The Secret Warning
- Original edition
- Author: Franklin W. Dixon
- Language: English
- Series: The Hardy Boys
- Genre: Detective, mystery
- Publisher: Grosset & Dunlap
- Publication date: June 1, 1938
- Publication place: United States
- Media type: Print (hardback-(US, Canada, British Commonwealth) & paperback (never released in Canada or the US in this format))
- Pages: 192 pp
- Preceded by: A Figure in Hiding
- Followed by: The Twisted Claw

= The Secret Warning =

Book by Franklin W. Dixon

The Secret Warning is the seventeenth volume in the original The Hardy Boys series of mystery books for children and teens published by Grosset & Dunlap.

This book was written for the Stratemeyer Syndicate in collaboration by John Button and Leslie McFarlane in 1938. Between 1959 and 1973 the first 38 volumes of this series were systematically revised as part of a project directed by Harriet Adams, Edward Stratemeyer's daughter. The original version of this book was rewritten in 1966 by James D. Lawrence resulting in two different stories with the same title.

==Plot==

===Revised edition===
On a stormy night, the Hardy boys receive a visit from Captain Early who tells them the story of Red Rogers, the ‘Jolly Roger’, and Whalebone Island, where the ghost is said to haunt. The next day, the boys receive a map in the mail showing a red 'X' on Whalebone Island. They assume this is a treasure map so they, along with their friend Chet Morton, go to meet their father and explore the island. As they approach, they see the abandoned lighthouse flashing a warning to them in Morse code. On the island, they find their father who tells them about a solid gold bust of an Egyptian Pharaoh which was owned by Mr. Zufar. While it was being shipped to America aboard a freighter named Katawa, the ship sank and Mr. Zufar is making an insurance claim for one million dollars. However, the insurance company has received a tip that the head was not on the ship when it sank and Mr. Zufar is trying to defraud them.
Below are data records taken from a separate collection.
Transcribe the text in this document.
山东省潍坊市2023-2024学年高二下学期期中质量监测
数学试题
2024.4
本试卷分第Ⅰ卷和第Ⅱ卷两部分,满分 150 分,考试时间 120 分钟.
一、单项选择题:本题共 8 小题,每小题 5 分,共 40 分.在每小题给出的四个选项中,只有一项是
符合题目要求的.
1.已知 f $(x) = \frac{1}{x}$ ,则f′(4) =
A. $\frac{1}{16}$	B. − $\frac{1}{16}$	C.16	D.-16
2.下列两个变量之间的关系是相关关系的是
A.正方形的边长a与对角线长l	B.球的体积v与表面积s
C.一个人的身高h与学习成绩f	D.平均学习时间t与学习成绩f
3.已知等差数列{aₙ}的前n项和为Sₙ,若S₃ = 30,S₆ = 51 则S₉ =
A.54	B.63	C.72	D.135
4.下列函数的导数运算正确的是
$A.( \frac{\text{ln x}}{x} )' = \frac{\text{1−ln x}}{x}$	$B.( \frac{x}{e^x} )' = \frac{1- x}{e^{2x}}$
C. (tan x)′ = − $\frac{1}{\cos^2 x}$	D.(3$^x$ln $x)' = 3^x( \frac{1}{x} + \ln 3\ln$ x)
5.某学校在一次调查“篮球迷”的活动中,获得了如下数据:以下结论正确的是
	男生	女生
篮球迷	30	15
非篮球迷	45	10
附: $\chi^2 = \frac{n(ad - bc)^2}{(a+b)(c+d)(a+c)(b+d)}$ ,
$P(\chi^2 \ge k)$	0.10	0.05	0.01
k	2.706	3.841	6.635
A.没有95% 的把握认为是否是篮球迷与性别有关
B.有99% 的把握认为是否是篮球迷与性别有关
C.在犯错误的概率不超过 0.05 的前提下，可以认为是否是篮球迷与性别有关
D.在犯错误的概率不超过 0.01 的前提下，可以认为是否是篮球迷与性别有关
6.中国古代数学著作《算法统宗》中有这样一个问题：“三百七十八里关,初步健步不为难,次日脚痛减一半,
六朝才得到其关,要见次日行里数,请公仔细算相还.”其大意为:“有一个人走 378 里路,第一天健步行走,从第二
The Hardy boys end up on the salvage ship that is sent to search the Katawa, which happens to be sunk very close to Whalebone Island. While they are on board, they notice another salvage ship in the area as well. Once the diver is lowered to the sunken ship, he finds that someone else has already been there and stolen some of the ship’s equipment. On a later dive, the diver is nearly killed when a squid triggers a booby trap that was intended for him.

The boys leave the salvage ship when they receive notice that their father has gone missing. They return to shore and locate their father and the missing Pharaoh’s head and put a stop to a plan by Mr. Zufar to sell the real head while also collecting the insurance for the head which was supposedly sunk. In the end, while the bad guys nearly capture them, the rival divers come to their rescue, having earlier revealed that they were searching for a U-boat sunk by Captain Early during World War II. As a result of an earlier rescue the boys performed, the divers were going to give them a share of the treasure and had come to do so when they found them in trouble. While the mystery is solved, the boys discover that the money the other divers were after is actually counterfeit.

===Original edition===
The Hardy Boys meet up with a professional diver by the name of Roland Perry, who is employed by the Crux Brothers diving company. After the boys rescue Perry from a mishap on the water, they lend him one of their father's suits, and Perry heads off to his next job at nearby Bailey's Landing. But the suit happened to contain important notes for the case that the elder Hardy was working on, so he sends the boys to retrieve them. Along the way, they run afoul of two thugs, Bock and Simon.

After retrieving the notes, the boys stick around to help Perry raise a yacht belonging to a wealthy businessman. In the process, they become entangled in Perry's bitter feud with another diver, Gus Bock, the unscrupulous owner of a rival diving company. Kuntz employs the thugs Bock and Simon, and repeatedly tries to sabotage Perry's diving operations, putting Perry's and the boys' lives at risk. Mysterious notes left at the Hardys' hotel serve as the eponymous secret warnings, foretelling misfortune, but the boys are undaunted.

At length the yacht is raised, and Perry moves on to his next job: searching for treasure in the sunken ocean liner Katawa off of Reed's Point. They enlist the aid of eager photographer and inventor Earl Chipsley and his remarkable underwater X-ray motion picture camera. But the second mate of the Katawa, Clark Hornblow, institutionalized after having gone mad at the time of the wreck, insists the riches are elsewhere, having been stolen by other officers using a lifeboat. What's more, Kuntz and his henchmen will stop at nothing to claim the gold and diamonds for themselves. The Hardys are beset by dangers above and below the surface of the sea as they attempt to secure the Katawas fantastic treasure.